In short, a competent doctor who has been in practice for a time is one who knows more than he knew when he took his licensing examination and who has acquired, through experience if not through additional training, more skill than he possessed at that time. We have no hesitancy in *700 declaring that the governing bodies of hospitals have a right to expect that doctors who use their facilities shall be competent to practice within currently accepted standards, and can reasonably require that references be furnished as evidence that this competence exists.
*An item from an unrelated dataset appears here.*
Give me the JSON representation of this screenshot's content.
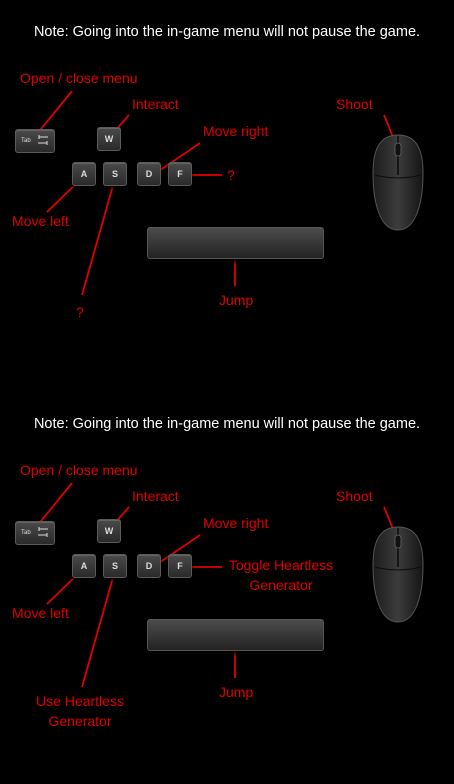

The plaintiff argues that even a private hospital should not be permitted by the courts to discriminate on the basis of sex or race. If there were the slightest suggestion in the record that the plaintiff's application was tabled because of her sex or race, this proposition would receive our full consideration. Clearly, the denial of an application, based upon such a consideration, would constitute an arbitrary act, and this court would be called upon to reconsider the rule which it announced in Group Health Cooperative of Puget Sound v. King County Medical Soc'y, 39 Wash. 2d 586, 237 P.2d 737 (1951), exempting from judicial review actions of private hospitals in excluding licensed physicians from the use of their facilities.

We do not lose sight of the fact that the trial court granted the defendants' motion to dismiss upon the pleadings and affidavits. If there were any genuine issue of material fact involved in the case at this juncture, we would be inclined to remand the case for trial and findings, in order to give the plaintiff a chance to prove that the exclusion was arbitrary, tyrannical, or predicated upon a fundamentally wrong basis; and if successful in her proof, to argue further the contention that the rule of Group Health should be modified. However, she does not deny that she failed to complete her application, and she does not suggest that she has attempted to rectify this omission. Nor does she assert that she has evidence available which would prove her competence under current standards.

In light of the fact that the plaintiff does not maintain that she can and will comply with the requirements of the hospital and has made no showing that those requirements are unreasonable, she has not made the most rudimentary *701 case for court intervention. A remand for further proceedings would be a useless act.

The judgment is affirmed.

HAMILTON, C.J., FINLEY, HUNTER, HALE, NEILL, STAFFORD, WRIGHT, and UTTER, JJ., concur.

NOTES

[1] These cases include Greisman v. Newcomb Hosp., 76 N.J. Super. 149, 183 A.2d 878 (1962); Simkins v. Moses H. Cone Memorial Hosp., 323 F.2d 959 (4th Cir.1963), cert. denied, 376 U.S. 938 (1964); Clark v. Physicians & Surgeons Hosp., Inc., 121 So. 2d 752 (La. App. 1960); Burkhart v. Community Medical Center, 432 S.W.2d 433 (Ky. App. 1968); and Sussman v. Overlook Hosp. Ass'n, 92 N.J. Super. 163, 222 A.2d 530 (1966).

[2] See, however, W. Worthington and L. Silver, Regulation of Quality of Care in Hospitals: The Need for Change, 35 Law and Contemporary Problems 305, Vol. 2 (1970), in a symposium, "Health Care." The authors of this article maintain that the standards of accreditation of the Joint Commission on Accreditation of Hospitals, as they apply to quality of medical care, are not very imposing. They describe a need for more effective and uniform regulation of the quality of care offered the public.

[3] Many hospitals require more substantial evidence of competence than does the defendant. For example, certification by a specialty board (which establishes standards for training, after the M.D. degree, and for examination — usually both written and practical — of the candidate) is commonly regarded as a proper basis for defining "privileges" of doctors. See M. Roemer, Controlling and Promoting Quality in Medical Care, 35 Law and Contemporary Problems 284 (1970). Apparently, the defendants grant privileges without requiring proof of board certification. The plaintiff does not claim to be certified in obstetrics and gynecology, and was nevertheless granted privileges in this specialty at the defendant hospital in 1967.